We are currently planning our wedding which is going to far exceed the cost of the current national average. Pressures of culture and tradition dictate this. To myself and my groom it is the days, weeks and years after that day that matter most and are most exciting. And regarding the wedding, it is not just about me or him or us. The Wedding should be judged for what it is: a celebration for family and friends, and not a reflection of the couple's views about marriage.
Ruw, London, UK

Ah, weddings.

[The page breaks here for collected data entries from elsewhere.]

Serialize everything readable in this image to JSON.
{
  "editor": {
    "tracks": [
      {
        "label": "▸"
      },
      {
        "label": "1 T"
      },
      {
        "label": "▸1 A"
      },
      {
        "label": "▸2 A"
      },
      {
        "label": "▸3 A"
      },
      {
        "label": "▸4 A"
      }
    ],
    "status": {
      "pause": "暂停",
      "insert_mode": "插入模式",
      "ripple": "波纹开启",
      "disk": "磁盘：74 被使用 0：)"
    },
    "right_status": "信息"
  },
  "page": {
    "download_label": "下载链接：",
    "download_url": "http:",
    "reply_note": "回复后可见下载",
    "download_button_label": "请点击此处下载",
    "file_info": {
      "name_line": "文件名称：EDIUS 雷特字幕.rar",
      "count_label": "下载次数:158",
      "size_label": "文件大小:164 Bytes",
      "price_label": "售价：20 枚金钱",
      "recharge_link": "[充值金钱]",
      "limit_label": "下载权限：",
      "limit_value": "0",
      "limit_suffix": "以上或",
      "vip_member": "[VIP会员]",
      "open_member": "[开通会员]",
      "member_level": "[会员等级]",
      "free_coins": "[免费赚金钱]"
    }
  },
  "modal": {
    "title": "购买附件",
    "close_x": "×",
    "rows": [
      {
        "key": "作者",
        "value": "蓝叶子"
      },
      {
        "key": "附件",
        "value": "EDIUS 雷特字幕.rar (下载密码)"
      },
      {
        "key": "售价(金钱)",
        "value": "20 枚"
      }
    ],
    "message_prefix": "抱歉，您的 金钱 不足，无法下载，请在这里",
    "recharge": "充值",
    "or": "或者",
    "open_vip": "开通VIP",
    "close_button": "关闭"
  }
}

The ceremony that taste forgot.
Alison B, London, England.

When we got married last year we knew from the get go that the most important part of the day wasn't the venue, the food, the dress or any of that stuff - but the words we said and the people we said them in front of....oh, and we want a big party after too! Nevertheless, it is very easy to get drawn up into it all but I wouldn't change a thing about it.
Amy Hopkins, Alloa

Often, there's too much focus on the wedding and not enough on the marriage.
Gerald Haigh (@geraldhaigh1 on Twitter)

The Vicar is spot on, I work for a hotel and many of the OTT weddings are over within a couple of years. Some seem to get married for the wrong reasons ie spend loads of money and have a big day with no thought of the life long commitment. Sad but true.
Elaine, lancaster

I think one of the biggest problems facing marriage is not the shallowness of the ceremony but confusing love with lust. It doesn't matter how much money you spend on a ceremony, if the right foundations aren't laid then the whole relationship will crumble.
Val, London

I am get married in three weeks in a CofE church and I see our day as a celebration of love. Yes, i want all eyes on us, but i don't think its from a vanity point of view, I think its because I want to show everyone (and God) how much I love my partner and the commitment I'm making. It drives me mad that all that we hear in the media is how marriage is dying out - is there any wonder when there are people with such stuff old fashioned beliefs around?!
Gemma Russell, Sheffield, UK

Some are definitely overblown and dictated by parents, not bride and groom. Some are not. Know a couple engaged one week, married next.
Adam Leadbetter (@AdamLeadbetter on Twitter)

For Christian Church weddings, often! Other religions use different means of expression. What purpose does a wedding serve society?